Les conflits ne "gèlent" pas
Attribuer au conflit du Haut-Karabagh la désignation de "conflit gelé", sans régler la question de son statut, ne résout rien, met en garde la correspondante de RBK-Ukraina Marianna Prysiazhniuk :
«Le plus grand obstacle à une pacification est le projet de la communauté internationale d'organiser un référendum sur le statut du Haut-Karabagh, après sa démilitarisation. ... Malgré les tentatives de la communauté mondiale, représentée par le groupe de Minsk, aux yeux duquel une 'paix imparfaite' est encore préférable à une 'guerre favorable', la situation est de plus en plus instable à cause du nombre important d'impondérables. Le Haut-Karabagh illustre on ne peut mieux que le terme de 'conflit gelé' est un leurre. Et si la diplomatie refuse de l'accepter, tôt ou tard, l'artillerie parlera.»
De l'importance d'entretenir les hostilités
Ekho Moskvy ne croit pas que le conflit s'aggravera :
«Bakou accuse Erevan de vouloir provoquer une ingérence de l'Organisation du traité de sécurité collective (OTSC). Car l'Arménie est membre de cette alliance militaire placée sous l'égide de la Russie, et attaquer l'un de ses membres revient théoriquement à attaquer l'ensemble du bloc. ... Mais le bellicisme des deux camps semble s'être passablement estompé. Personne ne veut se battre. Tout le monde fait preuve de réalisme, car depuis des décennies, tous les protagonistes profitent de ce conflit gelé. On peut sempiternellement brandir la menace d'une guerre, capitaliser sur cette menace pour se maintenir au pouvoir et menacer l'ennemi d'anéantissement. Mais ceci suppose aussi de bien 'gérer', d'entretenir cet ennemi - de le provoquer mais aussi de le ménager.»
Un dérivatif
Les actuels affrontements tombent à point nommé pour les deux camps, analyse Ukraïnska Pravda :
«L'Arménie comme l'Azerbaïdjan souffrent des conséquences du coronavirus et ont besoin d'un dérivatif. Le fait que la société détourne son attention des problèmes économiques et sanitaires pour la reporter sur la question de la sécurité est avantageuse pour les deux pays. Un constat qui nous fait espérer que le regain de tensions à la frontière ne dégénèrera pas en véritable conflit - ou, du moins, qu'il ne s'agit pas là du dessein des dirigeants azerbaïdjanais.»

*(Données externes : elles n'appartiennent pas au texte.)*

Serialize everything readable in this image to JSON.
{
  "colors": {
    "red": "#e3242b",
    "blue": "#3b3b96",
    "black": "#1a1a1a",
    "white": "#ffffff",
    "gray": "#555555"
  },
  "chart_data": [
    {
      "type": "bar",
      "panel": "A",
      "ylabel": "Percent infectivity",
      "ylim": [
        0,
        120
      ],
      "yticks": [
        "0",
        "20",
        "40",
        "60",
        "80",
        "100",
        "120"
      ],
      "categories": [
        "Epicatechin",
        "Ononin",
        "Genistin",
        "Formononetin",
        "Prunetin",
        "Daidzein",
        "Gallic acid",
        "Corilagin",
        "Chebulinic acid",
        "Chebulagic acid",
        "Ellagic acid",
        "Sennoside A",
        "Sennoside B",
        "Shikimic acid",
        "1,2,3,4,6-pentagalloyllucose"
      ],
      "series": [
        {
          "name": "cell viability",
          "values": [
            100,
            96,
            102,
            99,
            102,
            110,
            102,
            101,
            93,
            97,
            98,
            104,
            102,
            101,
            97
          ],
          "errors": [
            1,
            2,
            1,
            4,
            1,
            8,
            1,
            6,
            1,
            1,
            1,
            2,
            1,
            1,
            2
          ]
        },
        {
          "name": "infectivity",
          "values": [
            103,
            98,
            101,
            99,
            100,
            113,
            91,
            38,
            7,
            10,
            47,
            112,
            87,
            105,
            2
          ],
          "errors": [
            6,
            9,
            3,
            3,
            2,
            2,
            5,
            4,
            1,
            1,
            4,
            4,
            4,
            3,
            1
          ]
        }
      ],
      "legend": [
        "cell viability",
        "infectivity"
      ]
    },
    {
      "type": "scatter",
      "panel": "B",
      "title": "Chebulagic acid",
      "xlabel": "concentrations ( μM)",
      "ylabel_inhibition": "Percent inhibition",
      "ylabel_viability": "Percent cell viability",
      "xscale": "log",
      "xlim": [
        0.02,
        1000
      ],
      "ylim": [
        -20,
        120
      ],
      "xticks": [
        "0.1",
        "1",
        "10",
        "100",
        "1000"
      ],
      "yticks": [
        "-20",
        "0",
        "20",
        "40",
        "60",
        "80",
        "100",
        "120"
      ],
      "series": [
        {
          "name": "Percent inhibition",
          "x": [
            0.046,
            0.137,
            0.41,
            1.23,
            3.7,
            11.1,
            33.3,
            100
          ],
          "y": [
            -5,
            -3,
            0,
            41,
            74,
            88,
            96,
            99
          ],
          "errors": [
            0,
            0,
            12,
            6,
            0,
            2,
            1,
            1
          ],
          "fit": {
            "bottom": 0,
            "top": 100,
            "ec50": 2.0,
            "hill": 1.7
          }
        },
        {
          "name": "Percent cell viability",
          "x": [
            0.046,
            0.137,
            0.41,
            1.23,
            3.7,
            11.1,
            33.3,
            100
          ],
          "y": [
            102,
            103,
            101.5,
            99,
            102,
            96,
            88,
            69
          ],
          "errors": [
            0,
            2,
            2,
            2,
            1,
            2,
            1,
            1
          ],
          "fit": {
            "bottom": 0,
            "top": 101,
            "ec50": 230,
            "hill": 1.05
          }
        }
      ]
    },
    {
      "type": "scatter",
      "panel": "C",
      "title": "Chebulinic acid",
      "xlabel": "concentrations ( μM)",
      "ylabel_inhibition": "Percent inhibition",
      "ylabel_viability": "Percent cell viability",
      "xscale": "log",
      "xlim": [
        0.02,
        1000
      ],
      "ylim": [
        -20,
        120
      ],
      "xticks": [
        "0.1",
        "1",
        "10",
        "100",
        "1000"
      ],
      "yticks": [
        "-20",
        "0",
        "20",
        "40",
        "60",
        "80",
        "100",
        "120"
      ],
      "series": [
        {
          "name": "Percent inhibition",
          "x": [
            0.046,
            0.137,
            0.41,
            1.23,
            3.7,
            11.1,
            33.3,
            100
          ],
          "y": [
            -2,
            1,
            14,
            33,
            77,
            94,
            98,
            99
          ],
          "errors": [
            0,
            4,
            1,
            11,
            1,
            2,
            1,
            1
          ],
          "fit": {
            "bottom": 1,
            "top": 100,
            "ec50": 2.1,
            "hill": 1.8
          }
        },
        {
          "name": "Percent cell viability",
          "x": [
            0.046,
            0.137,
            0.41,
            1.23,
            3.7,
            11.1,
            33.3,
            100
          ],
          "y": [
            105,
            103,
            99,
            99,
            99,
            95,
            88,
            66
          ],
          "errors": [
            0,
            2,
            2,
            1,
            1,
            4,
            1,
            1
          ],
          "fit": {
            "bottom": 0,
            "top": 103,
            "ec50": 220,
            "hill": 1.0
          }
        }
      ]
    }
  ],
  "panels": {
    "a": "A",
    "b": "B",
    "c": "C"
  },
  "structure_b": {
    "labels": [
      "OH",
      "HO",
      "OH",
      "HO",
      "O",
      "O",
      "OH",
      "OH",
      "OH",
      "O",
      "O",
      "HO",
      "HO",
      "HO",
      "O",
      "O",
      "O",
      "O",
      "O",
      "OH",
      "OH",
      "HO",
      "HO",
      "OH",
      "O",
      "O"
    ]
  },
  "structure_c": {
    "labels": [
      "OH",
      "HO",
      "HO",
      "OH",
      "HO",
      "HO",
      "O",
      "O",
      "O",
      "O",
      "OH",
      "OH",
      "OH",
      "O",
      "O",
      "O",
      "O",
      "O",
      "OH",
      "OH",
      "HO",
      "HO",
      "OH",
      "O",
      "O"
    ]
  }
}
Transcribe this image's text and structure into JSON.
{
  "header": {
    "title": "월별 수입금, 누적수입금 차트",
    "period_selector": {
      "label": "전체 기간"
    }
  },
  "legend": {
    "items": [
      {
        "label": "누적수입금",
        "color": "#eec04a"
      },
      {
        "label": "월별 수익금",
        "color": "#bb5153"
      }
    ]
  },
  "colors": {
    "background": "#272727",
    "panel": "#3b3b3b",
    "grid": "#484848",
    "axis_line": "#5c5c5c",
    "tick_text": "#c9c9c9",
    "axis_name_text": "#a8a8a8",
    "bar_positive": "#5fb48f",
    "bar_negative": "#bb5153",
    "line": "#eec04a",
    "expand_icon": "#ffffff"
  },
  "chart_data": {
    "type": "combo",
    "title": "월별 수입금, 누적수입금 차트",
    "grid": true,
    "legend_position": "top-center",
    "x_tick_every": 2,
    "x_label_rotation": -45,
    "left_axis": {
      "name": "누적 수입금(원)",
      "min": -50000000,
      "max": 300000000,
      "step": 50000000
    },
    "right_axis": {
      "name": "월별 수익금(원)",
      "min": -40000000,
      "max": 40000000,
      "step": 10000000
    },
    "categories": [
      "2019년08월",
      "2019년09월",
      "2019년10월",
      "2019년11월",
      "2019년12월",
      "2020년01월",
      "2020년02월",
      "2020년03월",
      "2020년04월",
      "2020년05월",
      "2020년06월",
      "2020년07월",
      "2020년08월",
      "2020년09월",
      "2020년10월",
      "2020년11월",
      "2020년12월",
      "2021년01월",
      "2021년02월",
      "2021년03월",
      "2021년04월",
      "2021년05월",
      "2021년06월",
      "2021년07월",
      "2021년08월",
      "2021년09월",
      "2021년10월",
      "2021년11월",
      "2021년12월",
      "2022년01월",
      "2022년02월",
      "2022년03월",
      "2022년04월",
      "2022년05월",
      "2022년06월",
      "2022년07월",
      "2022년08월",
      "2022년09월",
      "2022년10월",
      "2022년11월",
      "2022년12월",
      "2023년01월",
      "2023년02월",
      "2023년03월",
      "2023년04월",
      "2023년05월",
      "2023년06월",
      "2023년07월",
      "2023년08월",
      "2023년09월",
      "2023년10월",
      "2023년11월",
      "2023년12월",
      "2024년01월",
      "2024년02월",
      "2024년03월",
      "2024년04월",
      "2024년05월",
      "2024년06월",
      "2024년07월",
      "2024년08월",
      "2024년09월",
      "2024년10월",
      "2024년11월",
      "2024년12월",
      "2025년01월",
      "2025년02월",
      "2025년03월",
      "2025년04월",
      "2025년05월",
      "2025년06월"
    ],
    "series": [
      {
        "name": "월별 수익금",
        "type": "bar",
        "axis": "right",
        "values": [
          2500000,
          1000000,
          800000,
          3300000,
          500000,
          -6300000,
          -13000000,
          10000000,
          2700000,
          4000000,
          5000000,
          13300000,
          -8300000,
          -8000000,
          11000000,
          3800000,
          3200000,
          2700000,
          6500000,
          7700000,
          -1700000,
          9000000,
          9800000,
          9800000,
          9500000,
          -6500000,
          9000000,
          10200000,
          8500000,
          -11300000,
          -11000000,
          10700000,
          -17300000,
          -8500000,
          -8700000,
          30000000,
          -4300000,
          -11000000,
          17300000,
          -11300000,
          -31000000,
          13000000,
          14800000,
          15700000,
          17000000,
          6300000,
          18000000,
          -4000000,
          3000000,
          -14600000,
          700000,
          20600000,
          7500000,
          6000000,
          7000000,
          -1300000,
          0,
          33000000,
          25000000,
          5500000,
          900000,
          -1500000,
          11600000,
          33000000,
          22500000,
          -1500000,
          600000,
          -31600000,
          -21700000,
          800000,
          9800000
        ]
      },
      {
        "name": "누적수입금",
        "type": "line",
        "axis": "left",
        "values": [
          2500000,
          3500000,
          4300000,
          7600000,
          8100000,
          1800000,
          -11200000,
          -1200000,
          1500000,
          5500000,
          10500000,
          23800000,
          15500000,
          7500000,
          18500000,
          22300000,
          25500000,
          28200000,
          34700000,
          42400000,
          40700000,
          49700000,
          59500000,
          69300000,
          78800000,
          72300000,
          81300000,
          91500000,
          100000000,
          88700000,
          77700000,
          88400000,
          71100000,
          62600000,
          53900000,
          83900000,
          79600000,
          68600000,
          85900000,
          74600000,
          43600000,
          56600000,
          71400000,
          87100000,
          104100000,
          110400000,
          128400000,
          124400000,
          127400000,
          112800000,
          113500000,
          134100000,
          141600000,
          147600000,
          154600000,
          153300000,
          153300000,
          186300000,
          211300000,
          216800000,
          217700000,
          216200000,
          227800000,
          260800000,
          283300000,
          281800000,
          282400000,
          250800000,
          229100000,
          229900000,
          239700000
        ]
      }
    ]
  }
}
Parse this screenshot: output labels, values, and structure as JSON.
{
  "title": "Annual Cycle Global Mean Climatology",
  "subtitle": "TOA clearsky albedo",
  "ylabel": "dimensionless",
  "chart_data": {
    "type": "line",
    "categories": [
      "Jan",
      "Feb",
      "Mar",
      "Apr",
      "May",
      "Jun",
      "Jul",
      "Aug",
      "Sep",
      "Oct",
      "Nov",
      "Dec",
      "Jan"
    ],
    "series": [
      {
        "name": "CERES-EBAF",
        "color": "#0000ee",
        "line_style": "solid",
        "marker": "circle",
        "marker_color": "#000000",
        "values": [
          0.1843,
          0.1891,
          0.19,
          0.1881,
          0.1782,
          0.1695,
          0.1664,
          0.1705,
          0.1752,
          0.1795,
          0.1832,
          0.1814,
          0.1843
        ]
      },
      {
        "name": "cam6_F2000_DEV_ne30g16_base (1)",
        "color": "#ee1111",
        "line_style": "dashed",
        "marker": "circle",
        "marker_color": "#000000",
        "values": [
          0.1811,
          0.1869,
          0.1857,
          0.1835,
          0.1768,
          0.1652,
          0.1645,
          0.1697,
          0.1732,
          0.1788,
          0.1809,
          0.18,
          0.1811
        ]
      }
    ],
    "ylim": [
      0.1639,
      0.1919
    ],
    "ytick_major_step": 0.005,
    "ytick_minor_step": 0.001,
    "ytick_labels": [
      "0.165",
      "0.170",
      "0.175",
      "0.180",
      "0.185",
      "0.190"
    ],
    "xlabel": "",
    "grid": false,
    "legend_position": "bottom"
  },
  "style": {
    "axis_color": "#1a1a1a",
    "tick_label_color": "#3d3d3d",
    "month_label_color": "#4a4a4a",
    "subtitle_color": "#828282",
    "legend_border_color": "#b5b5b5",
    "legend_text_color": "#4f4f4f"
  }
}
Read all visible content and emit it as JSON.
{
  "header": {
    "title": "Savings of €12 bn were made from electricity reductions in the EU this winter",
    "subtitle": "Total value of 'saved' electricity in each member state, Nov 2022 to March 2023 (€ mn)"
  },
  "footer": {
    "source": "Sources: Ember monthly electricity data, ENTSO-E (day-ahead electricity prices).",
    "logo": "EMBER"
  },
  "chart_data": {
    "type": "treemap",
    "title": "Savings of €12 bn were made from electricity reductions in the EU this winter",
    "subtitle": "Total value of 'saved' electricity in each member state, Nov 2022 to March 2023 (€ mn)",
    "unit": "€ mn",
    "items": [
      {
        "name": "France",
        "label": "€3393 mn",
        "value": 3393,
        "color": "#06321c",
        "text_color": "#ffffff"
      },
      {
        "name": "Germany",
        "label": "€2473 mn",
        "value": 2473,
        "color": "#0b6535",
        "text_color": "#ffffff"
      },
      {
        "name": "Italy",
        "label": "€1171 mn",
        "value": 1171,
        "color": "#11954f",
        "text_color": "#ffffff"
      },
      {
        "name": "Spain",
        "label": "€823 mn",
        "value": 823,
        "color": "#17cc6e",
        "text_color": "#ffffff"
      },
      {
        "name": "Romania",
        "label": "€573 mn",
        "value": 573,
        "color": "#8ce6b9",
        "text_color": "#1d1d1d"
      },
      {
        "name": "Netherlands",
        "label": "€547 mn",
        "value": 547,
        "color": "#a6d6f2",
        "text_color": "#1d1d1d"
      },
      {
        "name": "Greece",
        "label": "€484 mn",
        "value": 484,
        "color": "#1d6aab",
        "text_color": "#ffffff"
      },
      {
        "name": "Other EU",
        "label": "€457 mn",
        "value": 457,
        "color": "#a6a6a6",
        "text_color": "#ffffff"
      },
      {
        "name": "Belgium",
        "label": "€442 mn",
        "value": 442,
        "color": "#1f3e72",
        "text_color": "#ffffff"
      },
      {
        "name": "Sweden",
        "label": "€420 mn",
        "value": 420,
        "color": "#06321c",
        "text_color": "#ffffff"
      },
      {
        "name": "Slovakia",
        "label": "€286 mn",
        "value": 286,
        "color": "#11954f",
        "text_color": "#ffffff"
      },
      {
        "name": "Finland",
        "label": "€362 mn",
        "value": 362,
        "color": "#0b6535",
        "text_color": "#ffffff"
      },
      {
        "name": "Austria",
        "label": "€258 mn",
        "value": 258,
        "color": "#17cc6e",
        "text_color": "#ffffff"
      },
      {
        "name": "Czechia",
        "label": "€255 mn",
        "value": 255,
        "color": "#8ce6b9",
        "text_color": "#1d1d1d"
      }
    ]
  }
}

Que l'Arménie renonce au Haut-Karabagh
Il revient en premier lieu à l'Arménie de faire des compromis, juge Hürriyet Daily News :
«C'est sûrement difficile à accepter, mais si l'on ne trouve pas d'issue diplomatique à l'occupation persistante de la zone azerbaïdjanaise du Haut-Karabagh et de la région environnante, les deux pays pourraient tôt ou tard se livrer une guerre frontale. On ne peut manifestement pas s'attendre à ce que l'Azerbaïdjan, confronté à l'occupation durable de son territoire par un pays, l'Arménie, soutenu par l'Ouest et par la Russie, reste les bras croisés. ... Bakou a affirmé à plusieurs reprises par le passé que si elle n'était pas disposée à faire de compromis territoriaux dans le Haut-Karabagh, elle était prête en revanche à accorder une large autonomie à la région.»